И вдруг, после стольких часов, проведенных во храме, наступила реакция: плотский огонь, угасший под пеплом молитвы, снова вспыхнул, и пробившийся из подземелья пожар заполыхал с ужасной силой.
Флоранс опять являлась Дюрталю — дома, в церкви, на улице, повсюду; и ему постоянно приходилось беречься прелестей этой шлюшки…
Вмешалась погода; небесные хляби прогнили; нагрянуло грозовое лето, а с ним наплыло раздраженье, ослабла воля, вырвалась из клетки и понеслась по рыжеватым лужам дикая стая грехов. Дюрталь холодел, помышляя о кошмаре долгих вечеров, о тоске никак не уходящего дня; в восемь вечера солнце еще не садилось, а в три часа утра он как будто еще и не спал. Вся неделя превращалась в один непрерывный день, а жизнь не останавливалась.
Его подавляло бесстыдное бешенство солнца и синего неба, обрыдло купаться в нильских потоках пота, надоело, что из-под шляпы низвергается Ниагара: он выходил из дома, но в уединении мерзость овладевала им.

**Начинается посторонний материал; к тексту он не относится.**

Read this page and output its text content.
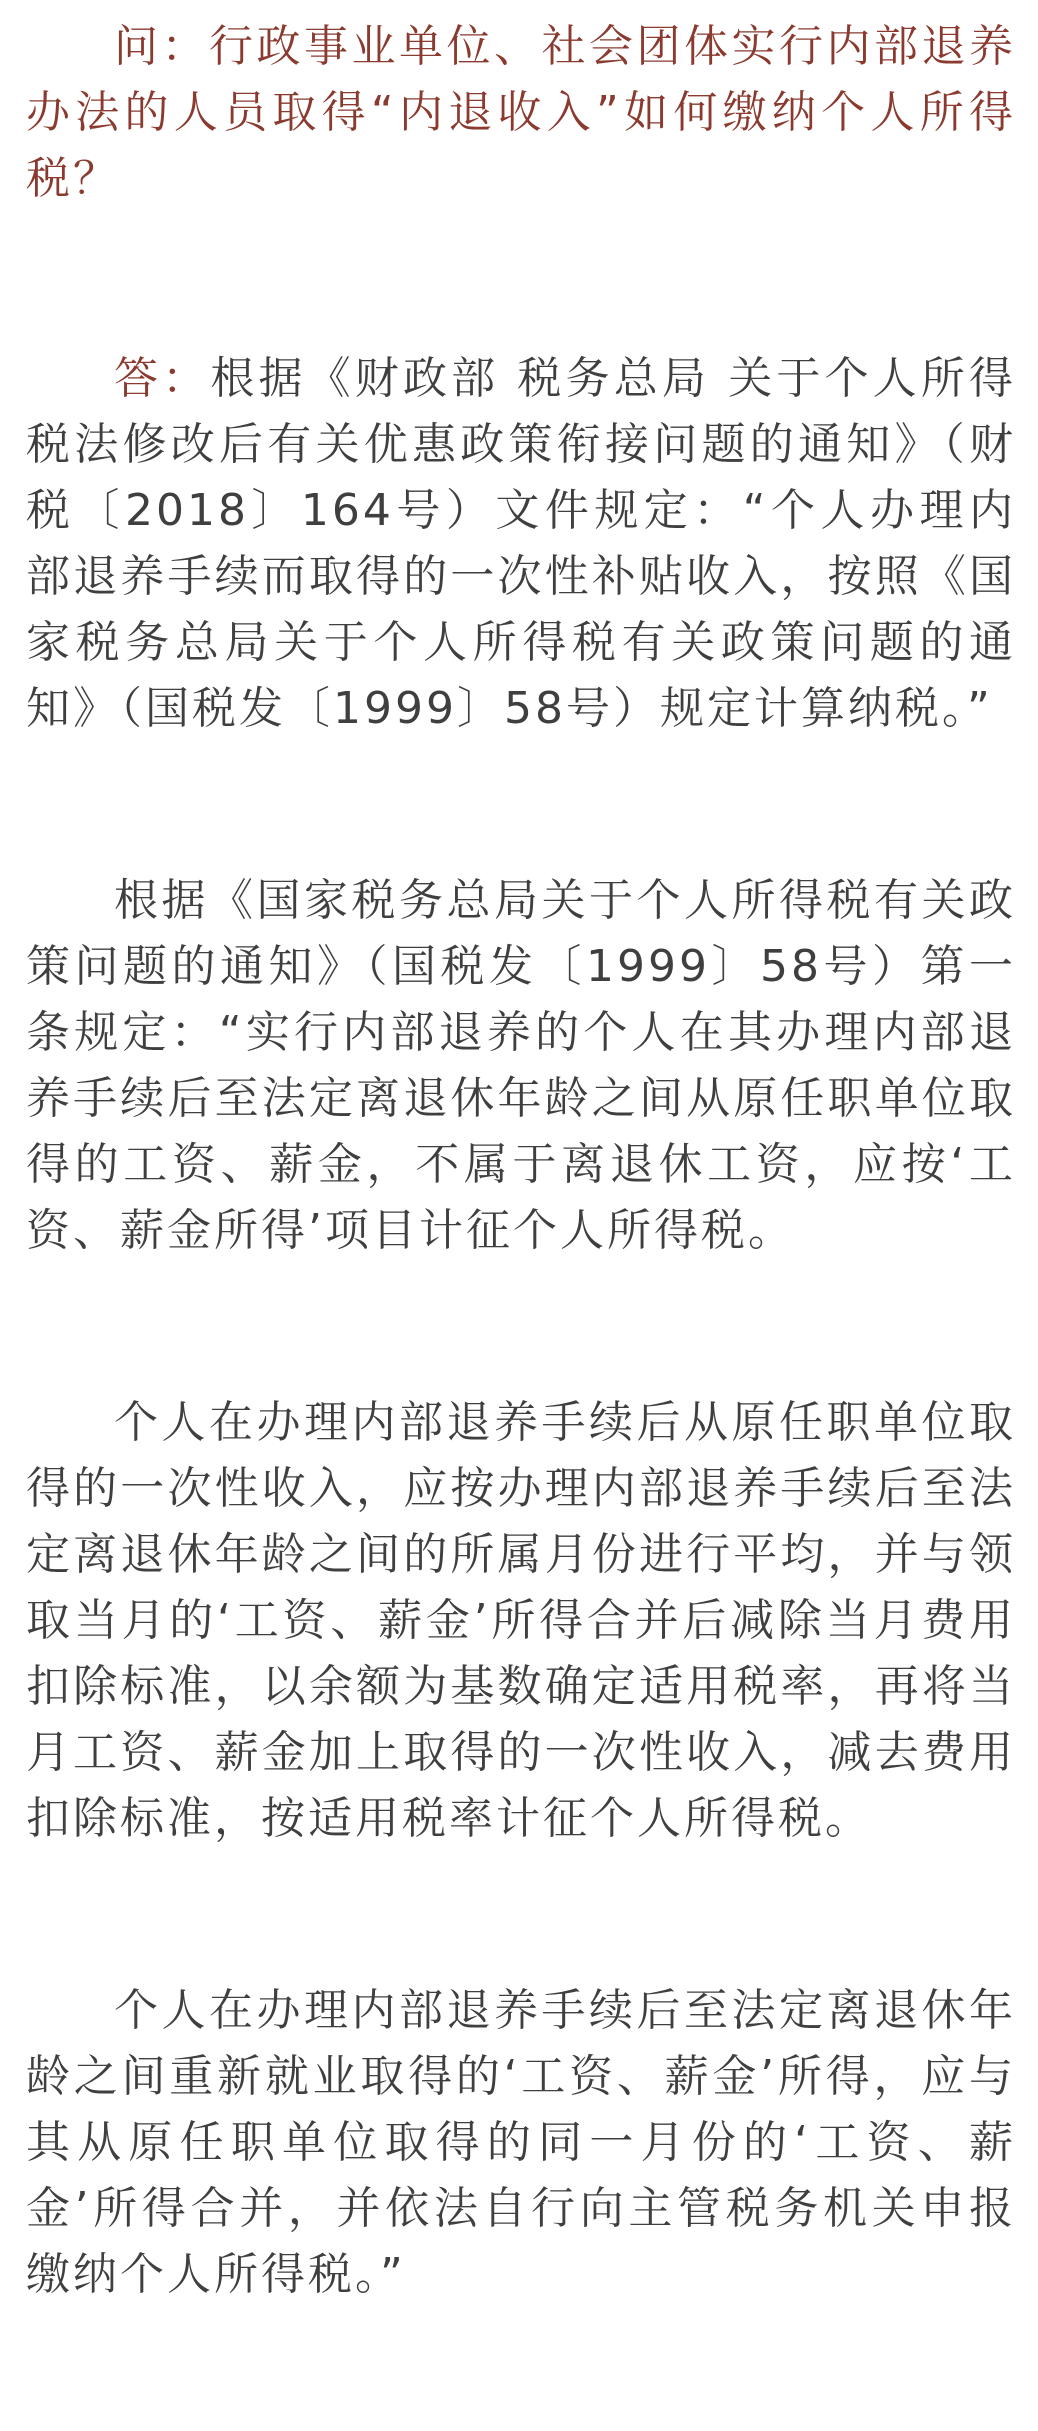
问：行政事业单位、社会团体实行内部退养办法的人员取得“内退收入”如何缴纳个人所得税？

答：根据《财政部 税务总局 关于个人所得税法修改后有关优惠政策衔接问题的通知》（财税〔2018〕164号）文件规定：“个人办理内部退养手续而取得的一次性补贴收入，按照《国家税务总局关于个人所得税有关政策问题的通知》（国税发〔1999〕58号）规定计算纳税。”

根据《国家税务总局关于个人所得税有关政策问题的通知》（国税发〔1999〕58号）第一条规定：“实行内部退养的个人在其办理内部退养手续后至法定离退休年龄之间从原任职单位取得的工资、薪金，不属于离退休工资，应按‘工资、薪金所得’项目计征个人所得税。

个人在办理内部退养手续后从原任职单位取得的一次性收入，应按办理内部退养手续后至法定离退休年龄之间的所属月份进行平均，并与领取当月的‘工资、薪金’所得合并后减除当月费用扣除标准，以余额为基数确定适用税率，再将当月工资、薪金加上取得的一次性收入，减去费用扣除标准，按适用税率计征个人所得税。

个人在办理内部退养手续后至法定离退休年龄之间重新就业取得的‘工资、薪金’所得，应与其从原任职单位取得的同一月份的‘工资、薪金’所得合并，并依法自行向主管税务机关申报缴纳个人所得税。”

Это было наваждение: в мыслях, в образах, повсюду — похоть, особенно страшная потому, что не блуждала, а сосредотачивалась в одной и той же точке: лицо Флоранс, ее тело, квартирка, где они забавлялись, скрывались из вида, и оставалась только та темная область этой твари, в которой располагалась резиденция его чувственности.
Дюрталь пытался сопротивляться, покуда не бежал в ужасе; он хотел изнурить себя долгой ходьбой, развеяться прогулками, но гнусное лакомство доставало его и на ходу, маячило перед ним за столиком кафе, обозначалось в пятнах на скатерти, во фруктах. После долгих часов борьбы кончалось тем, что он сдавался и вваливался, как проваливался, к Флоранс: умирая от стыда и отвращения, чуть не рыдая.
При том никакого облегчения от мук он не получал, даже напротив: скверная прелесть не только не уходила, а становилась еще сильней и навязчивей. Наконец, Дюрталь предложил себе и принял такой необычный компромисс. Если, думал он, я пойду к другой знакомой женщине, которая может податься на нормальные ласки, мне, может быть, удастся расслабить нервы, прогнать наваждение, удовлетвориться без этих мук и угрызений совести.
Так он и сделал, пытаясь убедить себя, что подобный поступок будет простительнее, что он не так согрешит.
Совершенно ясно, что из этого вышло: поневоле сравнив один поединок с другим, он снова вспомнил Флоранс и признал, что ее порочность совершенна.
Так он и продолжал к ней шляться, пока несколько дней подряд не испытал такого отвращения к этой кабале, что выскочил из комнатки и убежал.
После этого Дюрталю удалось немного собраться, оправиться, и его стошнило от себя. Во время кризиса он почти бросил ходить к аббату Жеврезену, не смея признаться ему в своем окаянстве, но когда по некоторым приметам увидел, что близится новый приступ, перепугался и отправился к священнику.
Рассказав обиняками о своей лихорадке, он почувствовал себя таким бессильным и печальным, что на глаза навернулись слезы.
— Ну что ж, теперь-то вы уверены, что к вам пришло то раскаяние, которого, как вы говорите, раньше не было? — спросил аббат.
— Уверен, а что толку? Если я так слаб, что знаю точно: полечу вверх тормашками при первом же нападении врага!
— Это совсем другой вопрос. Вот что: я вижу, вы, по крайней мере, оборонялись, а сейчас действительно находитесь в состоянии такого утомления, которое требует помощи.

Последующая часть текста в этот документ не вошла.